Richard Jones, one might think, is the ideal director of this kind of thing, and so it proves, thanks to his and Antony McDonald’s staging. The main feature of the set is a vast accordion, first seen on its side, then in other positions. It sets the right zany tone, but unfortunately the music never shows a trace of genuine originality or inventiveness. Act I is mainly in a minimalist impressionistic mode, while Act II is considerably more lush, sometimes in a way reminiscent of movie scores of the 1930s, when it was written; but quite without their inspired kitschiness. Edward Gardner secures playing of precision from his fine orchestra, and the cast is one to savour, if only it were engaged in a worthwhile enterprise. Peter Hoare does everything possible to make Michel into a character, and such starry performers and veterans as Gwynne Howell, Andrew Shore and Susan Bickley, in multiple roles, ensure that justice is done to the work, so that one can confidently pronounce the verdict: worthless.

I’m not a great fan of precursors, or what Tovey called, in a once-famous expression, Interesting Historical Figures.
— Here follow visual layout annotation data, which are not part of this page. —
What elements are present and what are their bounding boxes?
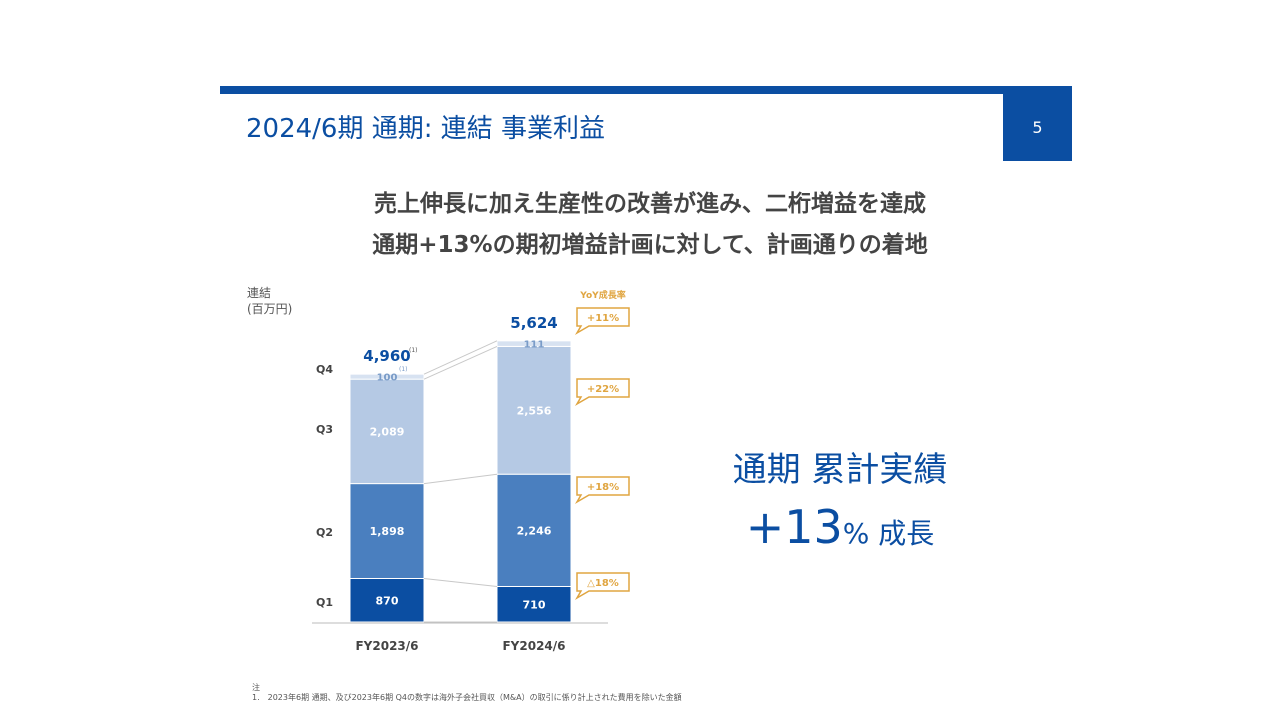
bar-q1-0: [349, 578, 425, 623]
yoy-callout-box-q4: [574, 307, 630, 336]
x-tick-label-1: FY2024/6: [502, 639, 565, 653]
yoy-callout-box-q1: [574, 572, 630, 601]
data-label-q2-0: 1,898: [370, 525, 405, 538]
connector-q3: [423, 345, 498, 380]
unit-label: 連結 (百万円): [247, 285, 292, 317]
unit-line-2: (百万円): [247, 302, 293, 316]
quarter-label-q2: Q2: [316, 526, 333, 539]
data-label-q1-1: 710: [523, 598, 546, 611]
yoy-callout-box-q3: [574, 378, 630, 407]
bar-q3-0: [349, 378, 425, 485]
headline-line-2: 通期+13%の期初増益計画に対して、計画通りの着地: [372, 232, 928, 258]
note-1: 1. 2023年6期 通期、及び2023年6期 Q4の数字は海外子会社買収（M&…: [252, 693, 682, 702]
bar-q4-1: [496, 340, 572, 347]
unit-line-1: 連結: [247, 286, 272, 300]
x-tick-label-0: FY2023/6: [355, 639, 418, 653]
caption-line-1: 通期 累計実績: [732, 450, 948, 490]
caption-growth-value: +13: [745, 500, 843, 554]
yoy-title: YoY成長率: [579, 289, 625, 301]
page-title: 2024/6期 通期: 連結 事業利益: [246, 114, 606, 144]
yoy-callout-box-q2: [574, 476, 630, 505]
data-label-q4-0: 100: [377, 373, 398, 384]
data-label-q1-0: 870: [376, 594, 399, 607]
q4-footnote: (1): [399, 366, 408, 373]
connector-q1: [423, 578, 498, 587]
total-label-0: 4,960: [363, 347, 410, 365]
quarter-label-q4: Q4: [316, 363, 333, 376]
bar-q4-0: [349, 373, 425, 380]
yoy-callout-q2: +18%: [587, 482, 619, 493]
quarter-label-q1: Q1: [316, 596, 333, 609]
connector-q4: [423, 340, 498, 375]
yoy-callout-q3: +22%: [587, 384, 619, 395]
headline-line-1: 売上伸長に加え生産性の改善が進み、二桁増益を達成: [374, 191, 926, 217]
data-label-q4-1: 111: [524, 340, 545, 351]
total-label-1: 5,624: [510, 314, 557, 332]
bar-q2-0: [349, 483, 425, 580]
header-rule: [220, 86, 1072, 94]
yoy-callout-q1: △18%: [587, 578, 619, 589]
caption-growth: +13% 成長: [700, 500, 980, 554]
data-label-q3-1: 2,556: [517, 404, 552, 417]
quarter-label-q3: Q3: [316, 423, 333, 436]
yoy-callout-q4: +11%: [587, 313, 619, 324]
total-footnote: (1): [409, 347, 418, 354]
page-number: 5: [1003, 94, 1072, 161]
note-label: 注: [252, 683, 260, 692]
data-label-q2-1: 2,246: [517, 524, 552, 537]
bar-q1-1: [496, 586, 572, 623]
bar-q3-1: [496, 345, 572, 475]
data-label-q3-0: 2,089: [370, 425, 405, 438]
connector-q2: [423, 473, 498, 485]
caption-growth-suffix: % 成長: [842, 517, 935, 550]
Bampton Opera, however, is, and I went to its production of short operas by two IHFs at St John’s Smith Square with an open mind. The first work, by Philidor, didn’t do much for me, but the second, by Grétry, is charming and at about 80 minutes doesn’t outstay its welcome. Philidor’s Blaise the Cobbler is a predictable and laborious comedy about a couple who can’t pay the rent, and manage to lock the importunate landlord in a large cupboard. It mainly consists of short arias, written in a lingua franca style of the late 1750s, and gave its singers a chance to warm up for their larger roles in Grétry’s The jealous lover. The same sets were used for both pieces, and, as I’ve said, some of the same singers, young professionals of whom the most notable is Robert Anthony Gardiner, a tenor who acts as well as he sings; and Martene Grimson, a highly experienced artist with an appealing soubrettish voice. St John’s is ideal for listeners to broadcast concerts, which alas it is rarely used for any longer; but if you’re there voices tend to acquire a halo, which makes spoken dialogue hard to follow. Grétry’s pleasant idiom and ready melodic charm (Beecham adored him) are employed in this opera to dramatise a story that is startlingly like The Marriage of Figaro in respect of a surprise in who comes out of the closet, in the literal sense, and even in the pert music which accompanies that. Grétry’s strength seems to be in ensembles, the more the merrier, and I was impressed enough by this performance to want to investigate him further.